La lotta contro il riscaldamento globale devasta i popoli indigeni
November 24, 2009 |
Survival International ha appena pubblicato un rapporto che mette in luce come i popoli indigeni soffrano due volte i cambiamenti climatici: una prima volta per via delle modificazioni del clima conseguenti al surricaldamento globale; e una seconda volta a cause delle politiche climatiche basate su strumenti di mercato e su produzione agroindustriali di larga scala.
Il rapporto di Survival è intitolato La verità più scomoda di tutte. Cambiamenti climatici e popoli indigeni (PDF, 1.0 Mb) ed è un atto di accusa contro quattro misure di mitigazione che minacciano i popoli indigeni in tutto il mondo:
- [Agro/]Biocarburanti: promossi come una fonte “ecologica” di energia alternativa ai combustibili fossili, la maggior parte delle terre destinate alla loro coltivazione è terra ancestrale dei popoli indigeni. Se l’espansione dei biocarburanti continuerà come previsto, milioni di indigeni rischieranno di perdere la loro terra e i loro mezzi di sostentamento, in tutto il mondo.
- Energia idroelettrica: il boom delle grandi dighe costruite nel nome della lotta ai cambiamenti climatici sta sfrattando migliaia di indigeni dalle loro case.
- Conservazione delle foreste: per “compensare” i danni indotti dal riscaldamento globale, i cacciatori-raccoglitori Ogiek del Kenia vengono sfrattati dalle foreste in cui hanno vissuto per migliaia di anni.
- Compensazione delle emissioni di carbonio: sul crescente mercato del carbonio, le foreste dei popoli indigeni stanno acquisendo un crescente valore economico. I popoli indigeni sostengono che la compra-vendita delle quote del carbonio provocherà sfratti forzati e li deruberà delle loro terre.
Tutte e quattro queste soluzioni, additate dal rapporto di Survival come devastanti per le popolazioni indigene, sono in realtà considerate come “false soluzioni” dal movimento globale per la giustizia climatica. Questo rapporto mette ulteriormente a nudo l’iniquità delle politiche climatiche globali discusse in seno alla UNFCCC: REDD, Offsets, Agrocarburanti e Grandi Dighe, come già avevano fatto i rapporti di International Rivers, a proposito delle grandi dighe e della loro inclusione nel Clean Development Mechanism e di Rising Tide North America, a proposito di tutte le false soluzioni menzionate, per menzionarne solo due. Ma il rapporto svela anche
“la verità più scomoda di tutte”, ha commentato oggi Stephen Corry, direttore generale di Survival International. “Quella che i popoli indigeni del mondo – che pur essendo coloro che hanno contribuito di meno ad alimentare i cambiamenti climatici ne sono tuttavia i popoli più colpiti – oggi si vedono anche violare i loro diritti nel nome della lotta per fermarli. Ben occultate dietro alcune misure di mitigazione dei cambiamenti climatici, governi e società stanno mettendo in atto un gigantesco furto di terre. E come sempre accade quando in gioco ci sono denaro e grandi profitti, i popoli indigeni del mondo vengono vergognosamente messi da parte”.

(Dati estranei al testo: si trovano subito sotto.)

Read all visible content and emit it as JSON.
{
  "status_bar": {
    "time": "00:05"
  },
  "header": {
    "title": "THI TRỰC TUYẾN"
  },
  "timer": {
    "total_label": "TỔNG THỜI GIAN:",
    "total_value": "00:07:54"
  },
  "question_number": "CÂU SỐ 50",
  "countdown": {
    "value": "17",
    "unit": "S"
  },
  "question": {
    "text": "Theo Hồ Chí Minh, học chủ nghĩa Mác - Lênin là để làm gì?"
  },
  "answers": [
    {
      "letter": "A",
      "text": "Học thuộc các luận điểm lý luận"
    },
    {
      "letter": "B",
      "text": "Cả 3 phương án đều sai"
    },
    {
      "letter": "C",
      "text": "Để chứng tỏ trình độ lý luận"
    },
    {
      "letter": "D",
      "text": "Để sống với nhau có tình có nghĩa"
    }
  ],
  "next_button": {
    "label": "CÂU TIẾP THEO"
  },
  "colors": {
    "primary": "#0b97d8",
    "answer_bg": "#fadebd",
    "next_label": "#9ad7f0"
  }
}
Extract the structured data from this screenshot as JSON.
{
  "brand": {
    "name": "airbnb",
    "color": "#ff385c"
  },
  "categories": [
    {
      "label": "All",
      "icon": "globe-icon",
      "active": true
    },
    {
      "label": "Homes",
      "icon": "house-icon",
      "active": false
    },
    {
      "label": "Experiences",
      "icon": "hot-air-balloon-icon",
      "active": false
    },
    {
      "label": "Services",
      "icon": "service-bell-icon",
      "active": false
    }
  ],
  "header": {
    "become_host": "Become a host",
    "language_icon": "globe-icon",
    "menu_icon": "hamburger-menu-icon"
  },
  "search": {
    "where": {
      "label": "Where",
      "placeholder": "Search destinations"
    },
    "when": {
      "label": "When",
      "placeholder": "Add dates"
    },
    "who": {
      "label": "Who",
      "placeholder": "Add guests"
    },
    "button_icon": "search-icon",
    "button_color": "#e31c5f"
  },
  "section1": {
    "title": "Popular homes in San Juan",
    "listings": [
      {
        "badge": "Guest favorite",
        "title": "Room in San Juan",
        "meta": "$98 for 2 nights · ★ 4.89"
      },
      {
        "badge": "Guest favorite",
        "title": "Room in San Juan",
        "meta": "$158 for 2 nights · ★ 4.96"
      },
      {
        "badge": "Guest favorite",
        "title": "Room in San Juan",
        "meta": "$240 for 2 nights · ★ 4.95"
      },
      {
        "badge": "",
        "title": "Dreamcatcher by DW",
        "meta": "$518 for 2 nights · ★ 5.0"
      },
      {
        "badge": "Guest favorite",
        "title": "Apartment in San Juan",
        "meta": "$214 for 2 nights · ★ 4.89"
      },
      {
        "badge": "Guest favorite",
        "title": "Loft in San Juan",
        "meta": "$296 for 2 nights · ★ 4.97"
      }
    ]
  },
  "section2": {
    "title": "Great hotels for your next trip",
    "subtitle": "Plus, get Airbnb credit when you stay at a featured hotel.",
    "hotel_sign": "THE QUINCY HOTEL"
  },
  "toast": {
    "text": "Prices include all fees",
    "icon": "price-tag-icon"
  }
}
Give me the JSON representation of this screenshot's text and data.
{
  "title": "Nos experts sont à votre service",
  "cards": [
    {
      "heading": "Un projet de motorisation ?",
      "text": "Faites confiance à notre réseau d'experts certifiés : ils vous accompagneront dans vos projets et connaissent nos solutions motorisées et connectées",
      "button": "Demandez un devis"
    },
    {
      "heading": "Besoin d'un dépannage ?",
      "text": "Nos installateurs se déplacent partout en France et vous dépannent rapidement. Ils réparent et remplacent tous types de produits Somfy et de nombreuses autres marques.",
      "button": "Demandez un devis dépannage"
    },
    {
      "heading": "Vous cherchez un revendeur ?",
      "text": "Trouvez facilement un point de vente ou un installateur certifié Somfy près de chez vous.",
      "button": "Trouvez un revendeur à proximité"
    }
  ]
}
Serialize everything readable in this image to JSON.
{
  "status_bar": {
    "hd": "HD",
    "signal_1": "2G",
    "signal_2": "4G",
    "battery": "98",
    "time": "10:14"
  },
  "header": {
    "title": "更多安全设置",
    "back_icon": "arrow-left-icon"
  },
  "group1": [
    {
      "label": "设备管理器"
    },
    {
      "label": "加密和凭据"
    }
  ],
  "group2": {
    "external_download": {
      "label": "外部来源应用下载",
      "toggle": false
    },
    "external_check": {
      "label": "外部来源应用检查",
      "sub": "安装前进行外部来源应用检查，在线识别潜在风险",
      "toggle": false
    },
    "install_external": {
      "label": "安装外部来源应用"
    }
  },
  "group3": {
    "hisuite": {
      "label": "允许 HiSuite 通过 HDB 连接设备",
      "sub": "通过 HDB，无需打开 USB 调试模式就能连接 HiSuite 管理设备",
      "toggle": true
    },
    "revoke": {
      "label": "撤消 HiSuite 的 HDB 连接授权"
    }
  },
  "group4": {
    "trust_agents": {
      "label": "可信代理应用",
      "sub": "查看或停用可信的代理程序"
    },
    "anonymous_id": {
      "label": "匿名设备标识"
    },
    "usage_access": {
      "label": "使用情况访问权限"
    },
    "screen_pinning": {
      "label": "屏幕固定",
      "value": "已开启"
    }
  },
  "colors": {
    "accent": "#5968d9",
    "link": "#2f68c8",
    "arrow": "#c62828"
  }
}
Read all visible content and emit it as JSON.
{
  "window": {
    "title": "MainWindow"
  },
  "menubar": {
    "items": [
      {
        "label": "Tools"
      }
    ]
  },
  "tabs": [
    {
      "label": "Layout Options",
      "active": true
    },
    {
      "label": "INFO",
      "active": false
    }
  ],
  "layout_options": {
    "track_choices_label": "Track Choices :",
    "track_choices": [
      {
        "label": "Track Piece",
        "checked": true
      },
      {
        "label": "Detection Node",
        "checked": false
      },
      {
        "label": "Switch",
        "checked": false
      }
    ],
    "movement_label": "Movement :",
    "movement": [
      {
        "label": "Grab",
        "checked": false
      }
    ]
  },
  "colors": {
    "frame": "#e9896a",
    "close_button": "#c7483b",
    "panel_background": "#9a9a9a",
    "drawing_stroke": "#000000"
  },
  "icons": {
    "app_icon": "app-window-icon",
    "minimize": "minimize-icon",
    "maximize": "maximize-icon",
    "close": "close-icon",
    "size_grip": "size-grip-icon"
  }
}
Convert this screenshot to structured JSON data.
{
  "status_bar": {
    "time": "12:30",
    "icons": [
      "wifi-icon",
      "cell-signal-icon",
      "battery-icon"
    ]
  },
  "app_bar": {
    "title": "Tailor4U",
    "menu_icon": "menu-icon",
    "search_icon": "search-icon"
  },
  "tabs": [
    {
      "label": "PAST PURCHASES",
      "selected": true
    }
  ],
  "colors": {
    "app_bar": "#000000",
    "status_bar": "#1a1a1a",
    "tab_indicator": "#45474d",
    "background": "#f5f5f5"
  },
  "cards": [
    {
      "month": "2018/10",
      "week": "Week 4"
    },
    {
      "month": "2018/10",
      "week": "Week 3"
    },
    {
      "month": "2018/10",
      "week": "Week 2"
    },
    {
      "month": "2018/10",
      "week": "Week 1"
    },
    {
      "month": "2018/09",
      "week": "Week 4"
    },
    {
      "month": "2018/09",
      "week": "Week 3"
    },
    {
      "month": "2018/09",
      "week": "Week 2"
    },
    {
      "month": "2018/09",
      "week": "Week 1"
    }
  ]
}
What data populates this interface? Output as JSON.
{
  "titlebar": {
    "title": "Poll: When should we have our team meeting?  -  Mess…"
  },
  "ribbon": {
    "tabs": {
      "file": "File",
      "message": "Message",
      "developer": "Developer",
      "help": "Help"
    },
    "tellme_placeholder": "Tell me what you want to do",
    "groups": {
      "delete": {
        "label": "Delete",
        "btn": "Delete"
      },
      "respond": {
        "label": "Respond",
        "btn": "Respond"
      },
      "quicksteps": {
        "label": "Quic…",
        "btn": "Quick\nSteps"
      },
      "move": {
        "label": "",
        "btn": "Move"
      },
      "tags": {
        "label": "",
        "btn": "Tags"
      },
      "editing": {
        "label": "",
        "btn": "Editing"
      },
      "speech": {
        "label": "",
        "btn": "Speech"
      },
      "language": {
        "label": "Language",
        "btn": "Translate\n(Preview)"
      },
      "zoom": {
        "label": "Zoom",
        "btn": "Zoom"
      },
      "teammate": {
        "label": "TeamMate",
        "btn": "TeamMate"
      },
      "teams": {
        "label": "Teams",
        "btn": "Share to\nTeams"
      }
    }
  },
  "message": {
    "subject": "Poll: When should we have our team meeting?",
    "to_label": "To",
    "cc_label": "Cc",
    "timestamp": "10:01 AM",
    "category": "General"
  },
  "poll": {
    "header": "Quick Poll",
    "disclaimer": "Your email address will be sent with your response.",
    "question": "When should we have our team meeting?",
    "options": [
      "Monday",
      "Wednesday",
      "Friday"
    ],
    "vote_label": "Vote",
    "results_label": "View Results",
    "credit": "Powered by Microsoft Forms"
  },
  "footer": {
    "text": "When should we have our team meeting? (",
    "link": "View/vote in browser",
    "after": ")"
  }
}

Sarebbe bene cominciare a considerare come il principio di comuni ma differenziate responsabilità possa - e debba - fornire un quadro normativo generale entro il quale 1) inserire solamente politiche climatiche che favoriscano la risoluzione equa del problema dei cambiamenti climatici, piuttosto che misurare tali politiche solamente secondo il metro dell’efficienza 2) arrivare ad una qualificazione delle responsabilità che non consideri come soggetti attivi solamente gli Stati, ma le comunità, e infine 3) arrivare a non monetizzare ogni riferimento alla giustizia, e considerare invece il “buen vivir“, o simili quadri concettuali e di “buon senso” che promuovano la qualità della vita e la auto-determinazione delle comunità, piuttosto che la quantificazione e commercializzazione di ogni aspetto della vita umana, che porta poi a queste corse allo sfruttamento di tutto (acqua, aria, terra, foreste…) e tutti (ma soprattutto popoli e comunità povere e/o marginalizzate) in nome del profitto.